Mozilla—the not-for-profit organization behind the open-source Firefox browser—is asking TikTok users to share data on what videos the popular app recommends, in order to investigate how TikTok might be used to spread election misinformation. Mozilla previously conducted similar research on YouTube but says now, particularly when looking at the global south, TikTok is driving the way many people engage with the internet.
Spreading green energy
The world needs to double the current rate of global energy efficiency progress and triple its total renewable power capacity in order to meet the International Energy Agency’s roadmap for net-zero carbon emissions by 2050. That will require a major scaling-up of clean energy globally, but currently most investment is happening in a few large economies.
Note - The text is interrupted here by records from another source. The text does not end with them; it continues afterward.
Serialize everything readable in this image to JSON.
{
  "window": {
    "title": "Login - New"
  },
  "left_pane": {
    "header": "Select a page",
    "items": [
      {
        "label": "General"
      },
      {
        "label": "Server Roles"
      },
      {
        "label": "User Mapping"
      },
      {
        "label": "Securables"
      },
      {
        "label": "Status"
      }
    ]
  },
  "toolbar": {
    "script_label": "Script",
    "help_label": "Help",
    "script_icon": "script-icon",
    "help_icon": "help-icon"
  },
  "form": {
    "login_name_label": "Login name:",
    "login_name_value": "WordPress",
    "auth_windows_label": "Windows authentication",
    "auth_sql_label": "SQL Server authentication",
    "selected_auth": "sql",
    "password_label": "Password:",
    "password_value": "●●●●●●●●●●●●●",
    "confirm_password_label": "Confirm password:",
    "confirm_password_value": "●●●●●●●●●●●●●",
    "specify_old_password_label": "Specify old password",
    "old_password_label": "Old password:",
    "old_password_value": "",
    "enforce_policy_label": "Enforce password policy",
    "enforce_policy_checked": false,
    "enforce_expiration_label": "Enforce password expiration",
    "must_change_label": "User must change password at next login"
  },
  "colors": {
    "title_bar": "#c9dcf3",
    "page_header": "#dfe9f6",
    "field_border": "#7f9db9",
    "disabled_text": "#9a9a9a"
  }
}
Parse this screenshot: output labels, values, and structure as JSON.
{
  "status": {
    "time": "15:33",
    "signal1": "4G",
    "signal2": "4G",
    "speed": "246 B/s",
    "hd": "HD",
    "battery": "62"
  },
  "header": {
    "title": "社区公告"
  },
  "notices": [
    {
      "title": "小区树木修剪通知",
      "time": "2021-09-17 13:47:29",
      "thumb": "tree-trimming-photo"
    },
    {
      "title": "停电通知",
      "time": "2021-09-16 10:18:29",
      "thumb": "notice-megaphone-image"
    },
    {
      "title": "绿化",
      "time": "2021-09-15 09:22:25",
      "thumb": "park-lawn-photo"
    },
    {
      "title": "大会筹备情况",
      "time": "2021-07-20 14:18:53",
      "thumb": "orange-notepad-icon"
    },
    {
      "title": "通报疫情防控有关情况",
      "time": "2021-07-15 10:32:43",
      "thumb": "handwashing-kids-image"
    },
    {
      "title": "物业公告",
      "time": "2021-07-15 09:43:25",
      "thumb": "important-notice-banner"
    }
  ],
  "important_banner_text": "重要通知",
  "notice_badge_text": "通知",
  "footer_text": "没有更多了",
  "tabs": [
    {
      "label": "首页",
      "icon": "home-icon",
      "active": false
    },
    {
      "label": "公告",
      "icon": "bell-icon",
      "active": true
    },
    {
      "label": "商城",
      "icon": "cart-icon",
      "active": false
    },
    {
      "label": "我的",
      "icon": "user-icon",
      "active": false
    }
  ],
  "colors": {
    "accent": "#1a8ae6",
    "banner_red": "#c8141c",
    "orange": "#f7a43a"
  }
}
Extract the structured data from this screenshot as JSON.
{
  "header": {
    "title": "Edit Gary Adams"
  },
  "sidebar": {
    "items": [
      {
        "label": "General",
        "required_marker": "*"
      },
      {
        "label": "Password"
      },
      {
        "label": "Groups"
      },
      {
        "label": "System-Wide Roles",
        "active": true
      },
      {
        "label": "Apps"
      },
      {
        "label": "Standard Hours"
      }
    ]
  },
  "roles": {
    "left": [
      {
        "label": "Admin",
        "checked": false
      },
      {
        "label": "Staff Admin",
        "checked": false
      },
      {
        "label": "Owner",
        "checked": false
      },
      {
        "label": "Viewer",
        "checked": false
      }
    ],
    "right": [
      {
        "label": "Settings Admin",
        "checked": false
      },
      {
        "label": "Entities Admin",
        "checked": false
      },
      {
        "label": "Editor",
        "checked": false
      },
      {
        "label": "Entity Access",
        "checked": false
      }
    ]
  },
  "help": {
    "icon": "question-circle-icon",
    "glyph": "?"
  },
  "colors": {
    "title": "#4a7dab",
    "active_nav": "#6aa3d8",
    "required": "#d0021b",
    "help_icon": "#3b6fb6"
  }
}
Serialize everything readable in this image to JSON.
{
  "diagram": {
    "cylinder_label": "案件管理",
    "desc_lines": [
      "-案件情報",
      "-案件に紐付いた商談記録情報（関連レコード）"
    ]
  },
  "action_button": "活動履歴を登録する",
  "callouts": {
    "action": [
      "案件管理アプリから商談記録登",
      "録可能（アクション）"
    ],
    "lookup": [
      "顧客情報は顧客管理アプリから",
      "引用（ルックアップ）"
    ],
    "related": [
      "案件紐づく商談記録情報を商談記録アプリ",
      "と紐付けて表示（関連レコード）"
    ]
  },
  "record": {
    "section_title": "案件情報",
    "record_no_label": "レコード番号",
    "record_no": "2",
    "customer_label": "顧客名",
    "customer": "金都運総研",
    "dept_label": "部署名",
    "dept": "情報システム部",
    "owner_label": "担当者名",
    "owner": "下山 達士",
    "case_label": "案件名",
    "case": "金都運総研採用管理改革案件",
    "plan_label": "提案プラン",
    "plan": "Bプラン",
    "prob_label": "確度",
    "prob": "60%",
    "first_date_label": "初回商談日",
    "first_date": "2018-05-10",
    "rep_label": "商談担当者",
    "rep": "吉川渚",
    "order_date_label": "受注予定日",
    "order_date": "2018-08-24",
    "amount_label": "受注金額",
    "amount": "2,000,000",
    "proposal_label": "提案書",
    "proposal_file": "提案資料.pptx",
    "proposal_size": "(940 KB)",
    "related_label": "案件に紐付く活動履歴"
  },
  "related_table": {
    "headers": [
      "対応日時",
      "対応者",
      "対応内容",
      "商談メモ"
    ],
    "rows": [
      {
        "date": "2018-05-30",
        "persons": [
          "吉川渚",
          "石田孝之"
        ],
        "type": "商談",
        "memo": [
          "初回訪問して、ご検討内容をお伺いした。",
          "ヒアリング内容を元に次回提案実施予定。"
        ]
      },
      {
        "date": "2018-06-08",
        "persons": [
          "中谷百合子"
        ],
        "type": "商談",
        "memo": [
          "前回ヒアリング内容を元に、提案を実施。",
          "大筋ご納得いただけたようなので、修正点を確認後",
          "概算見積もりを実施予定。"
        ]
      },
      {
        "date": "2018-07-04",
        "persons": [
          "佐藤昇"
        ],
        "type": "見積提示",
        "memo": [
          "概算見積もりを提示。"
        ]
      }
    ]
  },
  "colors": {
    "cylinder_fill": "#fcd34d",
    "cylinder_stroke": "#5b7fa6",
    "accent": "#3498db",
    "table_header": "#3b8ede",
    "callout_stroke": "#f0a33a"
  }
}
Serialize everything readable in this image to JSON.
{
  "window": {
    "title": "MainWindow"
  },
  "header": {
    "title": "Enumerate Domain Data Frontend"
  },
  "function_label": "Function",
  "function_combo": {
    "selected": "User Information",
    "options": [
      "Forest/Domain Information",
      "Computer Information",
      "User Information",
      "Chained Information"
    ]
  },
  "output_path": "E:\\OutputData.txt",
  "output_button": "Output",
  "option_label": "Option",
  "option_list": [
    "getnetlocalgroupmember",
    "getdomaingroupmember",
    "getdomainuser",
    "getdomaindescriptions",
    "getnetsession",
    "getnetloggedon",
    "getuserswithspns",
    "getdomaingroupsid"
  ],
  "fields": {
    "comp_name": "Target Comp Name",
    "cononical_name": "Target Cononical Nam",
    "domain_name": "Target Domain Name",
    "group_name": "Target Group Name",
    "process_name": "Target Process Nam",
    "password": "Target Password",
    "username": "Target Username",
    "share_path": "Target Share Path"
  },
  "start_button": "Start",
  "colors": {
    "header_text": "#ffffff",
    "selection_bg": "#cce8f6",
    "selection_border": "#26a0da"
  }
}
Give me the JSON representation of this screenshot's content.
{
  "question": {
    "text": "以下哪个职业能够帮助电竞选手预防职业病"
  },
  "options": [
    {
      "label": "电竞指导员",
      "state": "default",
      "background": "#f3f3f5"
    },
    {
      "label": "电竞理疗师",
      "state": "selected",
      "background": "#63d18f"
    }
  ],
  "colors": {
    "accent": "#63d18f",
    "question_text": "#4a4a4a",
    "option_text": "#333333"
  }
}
To get it right, a new report by the IEA and International Finance Corporation shows annual clean energy investment in emerging and developing economies will need to more than triple to $2.8 trillion by the early 2030s.
There are many potential uses of A.I. in the workplace and professional services firm Genpact has found a novel one: using A.I. chatbots to gauge employee satisfaction. Since 2018, Genpact has utilized a chatbot called Amber to “interact” with employees up to eight times a year, asking questions designed to measure the worker’s level of engagement and general sentiment about work. Genpact says the approach is more successful than the traditional employee survey method.
“Surround yourself not only with the best people and the smartest people but also the ones that are going to tell you what they think.”
That’s one of the lessons WeWork founder Adam Neumann says he learned from the company’s spectacular crash, implying that his splendid mismanagement of the $20 billion startup was down to a management base of sycophants. Neumann, who has raised $350 million for his latest venture, Flow, says he is now looking to work with people “brave” enough to tell him the “hard truth” about his business.